Model of the super-spreaders

For each state capital of Brazil, a separate simulation was performed using the spatial spreading model, considering as initial condition one infected individual in the city. As discussed in Peixoto et al.21, the simulation encompasses the potential spreading due to mobility between cities considering a fixed starting point (one city). The simulations were run, for each capital city, from 2020-03-01 until 2020-05-01, with a result, on the final day, consisting of the potential spatial spreading pattern for each capital city. Therefore, for each capital city, we have a vector (\({\overrightarrow{v}}_{j})\) indicating the potential spreading intensity with respect to all Brazilian cities. It is important to emphasize that here we used the actual observed mobility patterns of the period covered in this study, therefore our data captured lockdowns or other mobility restriction measures implemented during this period. The super-spreaders linear model was built by projecting, in the least-squares sense, the daily observed COVID-19 cases into the sub-space generated by the linear combination of the spreading patterns (vectors) obtained for each capital city. The final model, for each city (i) can be represented as

$$\text{I}\left(\text{t}\right)=\sum\limits_{\text{j}}{{\upalpha }}_{\text{j}}\left(\text{t}\right)\overrightarrow{{\text{v}}_{\text{j}}}$$

where \(\text{I}\left(\text{t}\right)\) is the observed number of infected individuals for all locations (Brazilian cities) and \({\overrightarrow{v}}_{j}\) is a capital city spreading vector (obtained from the spatial spreading model), with dimension given by the total number of locations (Brazilian cities) and j varying for all capital cities. Time is considered on a daily basis, and \({{\upalpha }}_{\text{j}}\left(\text{t}\right)\) is calculated with Least Squares Approximation for each day.

As a result, we have a linear model for each day of observed COVID-19 cases, with coefficients \(({{\upalpha }}_{\text{j}}\left(\text{t}\right)\)) representing the degree of participation of a given city in the observed spatial pattern of COVID-19 cases. Based on the most representative 17 capital spreading patterns (largest coefficients), the super-spreaders linear model accounted for at least an adjusted coefficient of determination of 0.94 in all dates analyzed in this study (over 0.98 in the first 2 months analyzed).

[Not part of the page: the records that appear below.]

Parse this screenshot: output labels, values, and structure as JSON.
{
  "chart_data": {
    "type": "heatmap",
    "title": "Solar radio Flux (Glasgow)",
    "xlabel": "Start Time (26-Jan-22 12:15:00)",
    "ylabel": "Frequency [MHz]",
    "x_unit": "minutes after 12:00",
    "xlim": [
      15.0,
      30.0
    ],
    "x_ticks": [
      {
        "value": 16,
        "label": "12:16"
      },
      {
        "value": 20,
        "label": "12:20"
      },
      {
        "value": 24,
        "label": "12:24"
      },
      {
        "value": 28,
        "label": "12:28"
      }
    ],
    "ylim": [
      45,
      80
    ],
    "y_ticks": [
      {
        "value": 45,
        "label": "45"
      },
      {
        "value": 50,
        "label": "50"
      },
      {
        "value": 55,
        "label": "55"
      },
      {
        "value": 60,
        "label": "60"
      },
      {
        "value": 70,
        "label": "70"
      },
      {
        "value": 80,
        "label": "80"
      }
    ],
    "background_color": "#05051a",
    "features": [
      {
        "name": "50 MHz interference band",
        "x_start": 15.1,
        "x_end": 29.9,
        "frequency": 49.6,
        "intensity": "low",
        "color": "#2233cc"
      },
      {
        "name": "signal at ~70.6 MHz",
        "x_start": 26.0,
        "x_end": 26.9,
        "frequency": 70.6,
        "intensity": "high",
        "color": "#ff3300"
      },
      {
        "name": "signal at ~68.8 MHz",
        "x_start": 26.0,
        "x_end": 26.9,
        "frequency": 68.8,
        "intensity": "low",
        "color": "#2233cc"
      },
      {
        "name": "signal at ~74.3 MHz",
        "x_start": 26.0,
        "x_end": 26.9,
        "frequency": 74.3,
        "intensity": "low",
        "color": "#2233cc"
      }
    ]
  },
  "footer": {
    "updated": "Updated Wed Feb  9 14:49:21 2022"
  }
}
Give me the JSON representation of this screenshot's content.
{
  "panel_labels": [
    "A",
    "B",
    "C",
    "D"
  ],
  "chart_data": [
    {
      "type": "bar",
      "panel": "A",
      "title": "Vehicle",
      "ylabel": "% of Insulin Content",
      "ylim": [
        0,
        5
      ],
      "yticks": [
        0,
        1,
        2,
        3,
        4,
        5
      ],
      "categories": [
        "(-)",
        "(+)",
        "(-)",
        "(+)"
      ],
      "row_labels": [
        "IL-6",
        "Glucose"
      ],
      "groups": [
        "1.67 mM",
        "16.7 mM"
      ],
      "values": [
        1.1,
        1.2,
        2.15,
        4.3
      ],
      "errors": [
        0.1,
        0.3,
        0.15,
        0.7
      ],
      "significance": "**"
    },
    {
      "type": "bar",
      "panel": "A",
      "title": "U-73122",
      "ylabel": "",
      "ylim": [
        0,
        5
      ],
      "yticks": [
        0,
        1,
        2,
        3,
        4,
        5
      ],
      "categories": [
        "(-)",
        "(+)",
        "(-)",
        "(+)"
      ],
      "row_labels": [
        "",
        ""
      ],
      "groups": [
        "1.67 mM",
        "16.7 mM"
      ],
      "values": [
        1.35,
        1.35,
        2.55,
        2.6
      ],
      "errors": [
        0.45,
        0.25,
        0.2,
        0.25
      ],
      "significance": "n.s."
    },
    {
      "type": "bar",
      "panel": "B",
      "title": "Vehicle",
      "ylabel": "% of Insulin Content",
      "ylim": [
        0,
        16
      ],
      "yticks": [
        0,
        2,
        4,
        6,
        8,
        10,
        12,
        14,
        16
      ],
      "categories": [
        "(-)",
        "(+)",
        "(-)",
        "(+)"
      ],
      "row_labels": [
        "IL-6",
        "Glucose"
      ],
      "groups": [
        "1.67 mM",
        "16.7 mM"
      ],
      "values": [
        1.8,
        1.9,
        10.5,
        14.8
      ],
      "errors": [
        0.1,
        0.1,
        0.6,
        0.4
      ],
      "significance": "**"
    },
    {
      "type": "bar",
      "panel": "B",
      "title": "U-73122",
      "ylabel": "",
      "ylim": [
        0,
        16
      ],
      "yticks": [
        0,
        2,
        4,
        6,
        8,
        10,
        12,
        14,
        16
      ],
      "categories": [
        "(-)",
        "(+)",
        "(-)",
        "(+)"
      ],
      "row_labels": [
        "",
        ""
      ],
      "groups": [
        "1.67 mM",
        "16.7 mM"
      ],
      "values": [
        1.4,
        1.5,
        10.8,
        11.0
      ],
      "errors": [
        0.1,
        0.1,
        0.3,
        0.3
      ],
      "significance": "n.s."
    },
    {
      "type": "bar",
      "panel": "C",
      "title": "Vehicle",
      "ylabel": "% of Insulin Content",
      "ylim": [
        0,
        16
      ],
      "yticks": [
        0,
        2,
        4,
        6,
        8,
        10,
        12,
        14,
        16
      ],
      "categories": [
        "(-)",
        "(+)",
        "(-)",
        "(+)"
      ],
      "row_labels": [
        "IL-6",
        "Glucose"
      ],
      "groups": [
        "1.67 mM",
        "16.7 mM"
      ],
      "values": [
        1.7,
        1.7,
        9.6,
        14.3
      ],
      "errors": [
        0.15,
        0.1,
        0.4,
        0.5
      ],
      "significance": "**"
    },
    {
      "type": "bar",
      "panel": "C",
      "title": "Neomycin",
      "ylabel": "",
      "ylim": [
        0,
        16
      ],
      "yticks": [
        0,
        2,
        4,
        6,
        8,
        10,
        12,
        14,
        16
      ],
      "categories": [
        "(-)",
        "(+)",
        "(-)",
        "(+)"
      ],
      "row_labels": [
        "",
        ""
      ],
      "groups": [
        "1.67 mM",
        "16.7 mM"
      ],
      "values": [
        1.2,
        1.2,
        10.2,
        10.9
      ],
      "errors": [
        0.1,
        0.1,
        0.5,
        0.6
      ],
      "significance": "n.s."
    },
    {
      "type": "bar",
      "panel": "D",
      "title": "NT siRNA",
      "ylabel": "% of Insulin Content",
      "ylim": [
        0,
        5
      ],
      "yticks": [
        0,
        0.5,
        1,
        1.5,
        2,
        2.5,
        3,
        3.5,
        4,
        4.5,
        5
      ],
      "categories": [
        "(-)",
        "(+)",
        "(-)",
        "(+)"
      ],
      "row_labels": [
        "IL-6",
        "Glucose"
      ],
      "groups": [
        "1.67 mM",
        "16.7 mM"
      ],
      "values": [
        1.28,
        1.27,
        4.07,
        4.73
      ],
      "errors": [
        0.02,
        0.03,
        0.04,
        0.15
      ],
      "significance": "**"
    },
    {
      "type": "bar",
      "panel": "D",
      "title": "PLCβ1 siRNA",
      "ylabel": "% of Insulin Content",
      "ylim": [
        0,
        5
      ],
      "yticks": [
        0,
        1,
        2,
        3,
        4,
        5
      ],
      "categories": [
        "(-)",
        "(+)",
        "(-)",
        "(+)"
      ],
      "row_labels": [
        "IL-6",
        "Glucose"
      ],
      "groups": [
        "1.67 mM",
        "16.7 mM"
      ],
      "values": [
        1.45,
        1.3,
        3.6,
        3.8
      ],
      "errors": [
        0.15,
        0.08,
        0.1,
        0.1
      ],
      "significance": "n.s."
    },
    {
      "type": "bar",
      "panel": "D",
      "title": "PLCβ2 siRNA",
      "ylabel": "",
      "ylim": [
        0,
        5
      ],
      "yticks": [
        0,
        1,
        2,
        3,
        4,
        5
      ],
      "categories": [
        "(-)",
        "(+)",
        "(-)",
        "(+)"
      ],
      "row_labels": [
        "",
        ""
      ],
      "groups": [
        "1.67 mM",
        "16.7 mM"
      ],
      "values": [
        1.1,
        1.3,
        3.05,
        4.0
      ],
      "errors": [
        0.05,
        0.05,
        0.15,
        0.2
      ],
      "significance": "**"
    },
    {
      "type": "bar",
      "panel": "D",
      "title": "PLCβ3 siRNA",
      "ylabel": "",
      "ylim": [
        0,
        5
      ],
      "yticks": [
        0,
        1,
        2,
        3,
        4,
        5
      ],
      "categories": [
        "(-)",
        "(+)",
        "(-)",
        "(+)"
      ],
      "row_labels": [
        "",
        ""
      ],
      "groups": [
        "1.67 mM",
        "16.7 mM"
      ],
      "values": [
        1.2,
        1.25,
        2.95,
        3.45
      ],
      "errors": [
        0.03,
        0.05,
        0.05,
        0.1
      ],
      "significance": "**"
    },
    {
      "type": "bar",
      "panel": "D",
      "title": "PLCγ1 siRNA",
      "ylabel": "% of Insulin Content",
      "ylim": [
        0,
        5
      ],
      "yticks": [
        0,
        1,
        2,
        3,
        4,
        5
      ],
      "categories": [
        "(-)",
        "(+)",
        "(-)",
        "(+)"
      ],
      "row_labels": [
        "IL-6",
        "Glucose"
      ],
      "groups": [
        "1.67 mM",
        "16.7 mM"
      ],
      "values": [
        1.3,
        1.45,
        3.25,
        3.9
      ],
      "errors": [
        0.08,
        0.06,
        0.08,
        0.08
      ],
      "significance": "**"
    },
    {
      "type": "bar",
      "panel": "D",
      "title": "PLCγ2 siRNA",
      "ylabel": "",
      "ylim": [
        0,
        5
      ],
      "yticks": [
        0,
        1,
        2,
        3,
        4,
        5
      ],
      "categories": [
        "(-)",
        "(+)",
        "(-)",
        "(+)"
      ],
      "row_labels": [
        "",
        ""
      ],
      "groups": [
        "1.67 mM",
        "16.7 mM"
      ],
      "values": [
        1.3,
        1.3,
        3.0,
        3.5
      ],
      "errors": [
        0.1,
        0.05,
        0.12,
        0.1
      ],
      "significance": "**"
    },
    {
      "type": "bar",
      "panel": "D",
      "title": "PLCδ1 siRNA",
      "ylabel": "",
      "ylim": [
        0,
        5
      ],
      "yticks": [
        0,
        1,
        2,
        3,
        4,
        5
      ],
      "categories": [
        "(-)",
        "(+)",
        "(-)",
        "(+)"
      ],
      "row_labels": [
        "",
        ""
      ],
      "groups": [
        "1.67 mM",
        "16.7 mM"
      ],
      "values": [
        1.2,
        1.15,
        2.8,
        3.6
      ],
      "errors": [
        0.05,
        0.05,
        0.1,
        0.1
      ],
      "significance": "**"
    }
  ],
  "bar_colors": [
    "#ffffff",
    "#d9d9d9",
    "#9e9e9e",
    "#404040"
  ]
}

Methodological limitations

While fully coupled in space by mobility, the dynamical model adopts a simplified compartmental dynamic, with susceptible-infected only. This limits the model's ability to foresee longer periods in time compared with the many existing variants of SEIR models. However, this approach reduces the complexity in the parameter calculations and, most importantly, in the estimates of initial conditions for unobserved compartments. To compensate for this limitation, we only used the model for short periods and focused our conclusions on the spatial distribution patterns of the forecasted results rather than on the precise case count calculated.

Dataset information and limitations

The mobile mobility dataset was provided by Inloco45, available upon request, and samples approximately one-fifth of the Brazilian population. While having extensive coverage of the Brazilian population, our data may have uneven distribution in space, age, and social classes. However, although adults and large cities dominate the data, samples comprise more than 90% Brazilian municipalities. To the best of our knowledge, this dataset is the largest database of the kind available for research in Brazil.